Coronavirus: Tech lessons learned
Since the lockdown began on March 24, UK tech workers have shown that they can adapt and develop new processes very quickly to enable many people to remain productive during the Coronavirus pandemic.
The ITam Review recently ran a Crisis Management Zoom conference looking at what organisations have done to keep in business during the pandemic. David Foxen, founder & principal consultant, at SAM Beast Consulting, discussed how the global fund management firm he worked for handled the Asia-Pacific region before Coronavirus hit Europe.
At the start of the Coronavirus crisis, the company created a traffic lights system to identify staff that had underlying health issues that made them more susceptible to Coronavirus. Those classified as blue worked from home; the yellow and red groups worked two weeks in the offices and two weeks at home in order to maintain an onsite presence. Before the full lockdown, staff were asked to check they had the IT equipment needed to work from home. He says, initially before full lockdown, the IT ran a skeleton team to keep things running, such as ensuring people who remotely logged into their desk PC could continue to do so.
Little things matter
What is interesting from Foxen’s experience is the little things that suddenly become a major problem…and pose an ethical dilemma. What happens if someone forgets their laptop’s charger or their headset in the office? Do you put someone at risk, to travel to the office to get the hardware; should a new one be sourced and delivered to the employee’s home or should they be asked to purchase something themselves and claim back expenses?
Then there is the practical challenge of ensuring everyone has a laptop. Is the corporate device fully patched? Has it ever been connected to the home Wi-Fi network?
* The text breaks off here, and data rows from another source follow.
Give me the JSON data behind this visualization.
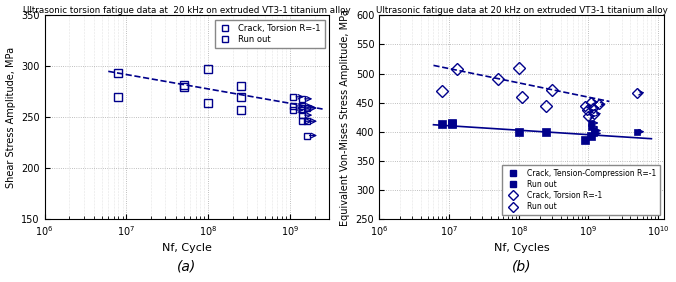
{
  "panel_a": {
    "title": "Ultrasonic torsion fatigue data at  20 kHz on extruded VT3-1 titanium alloy",
    "xlabel": "Nf, Cycle",
    "ylabel": "Shear Stress Amplitude, MPa",
    "sublabel": "(a)",
    "ylim": [
      150,
      350
    ],
    "xlim": [
      1000000.0,
      3000000000.0
    ],
    "crack_x": [
      8000000.0,
      8000000.0,
      50000000.0,
      50000000.0,
      100000000.0,
      100000000.0,
      250000000.0,
      250000000.0,
      250000000.0
    ],
    "crack_y": [
      293,
      270,
      282,
      280,
      297,
      264,
      270,
      281,
      257
    ],
    "runout_x": [
      1100000000.0,
      1100000000.0,
      1100000000.0,
      1400000000.0,
      1400000000.0,
      1400000000.0,
      1400000000.0,
      1400000000.0,
      1600000000.0,
      1600000000.0,
      1600000000.0
    ],
    "runout_y": [
      270,
      261,
      257,
      268,
      261,
      257,
      252,
      246,
      259,
      246,
      232
    ],
    "fit_x": [
      6000000.0,
      2500000000.0
    ],
    "fit_y": [
      295,
      258
    ],
    "color": "#00008B",
    "legend_crack": "Crack, Torsion R=-1",
    "legend_runout": "Run out"
  },
  "panel_b": {
    "title": "Ultrasonic fatigue data at 20 kHz on extruded VT3-1 titanium alloy",
    "xlabel": "Nf, Cycles",
    "ylabel": "Equivalent Von-Mises Stress Amplitude, MPa",
    "sublabel": "(b)",
    "ylim": [
      250,
      600
    ],
    "xlim": [
      1000000.0,
      12000000000.0
    ],
    "tc_crack_x": [
      8000000.0,
      11000000.0,
      11000000.0,
      100000000.0,
      250000000.0,
      900000000.0,
      1100000000.0
    ],
    "tc_crack_y": [
      414,
      415,
      414,
      400,
      400,
      386,
      393
    ],
    "tc_runout_x": [
      1100000000.0,
      1100000000.0,
      1200000000.0,
      1200000000.0,
      5000000000.0
    ],
    "tc_runout_y": [
      415,
      408,
      402,
      397,
      400
    ],
    "tor_crack_x": [
      8000000.0,
      13000000.0,
      50000000.0,
      100000000.0,
      110000000.0,
      250000000.0,
      300000000.0
    ],
    "tor_crack_y": [
      470,
      508,
      490,
      510,
      460,
      445,
      472
    ],
    "tor_runout_x": [
      900000000.0,
      950000000.0,
      1000000000.0,
      1100000000.0,
      1150000000.0,
      1200000000.0,
      1400000000.0,
      5000000000.0
    ],
    "tor_runout_y": [
      445,
      437,
      427,
      451,
      441,
      431,
      447,
      467
    ],
    "tc_fit_x": [
      6000000.0,
      8000000000.0
    ],
    "tc_fit_y": [
      412,
      388
    ],
    "tor_fit_x": [
      6000000.0,
      2000000000.0
    ],
    "tor_fit_y": [
      514,
      452
    ],
    "color": "#00008B",
    "legend_tc_crack": "Crack, Tension-Compression R=-1",
    "legend_tc_runout": "Run out",
    "legend_tor_crack": "Crack, Torsion R=-1",
    "legend_tor_runout": "Run out"
  }
}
While the IT team did have requests for high-end laptops and iPads, it soon became apparent that people could usually get by with older stock devices IT kept. Foxen says: “It takes a pandemic for the message to get across that you can recycle old stuff. They still work. You don’t have to buy expensive laptops.”
As the lockdown continues, companies with contractors and where staff are being furloughed, will need to adapt the leavers and joiners process. Foxen and the IT team needed to consider how to ensure corporate devices were being returned.
All of this points to having a comprehensive inventory management database. It may not seem as a top priority, but knowing where every piece of IT equipment is should be part of any business continuity plan.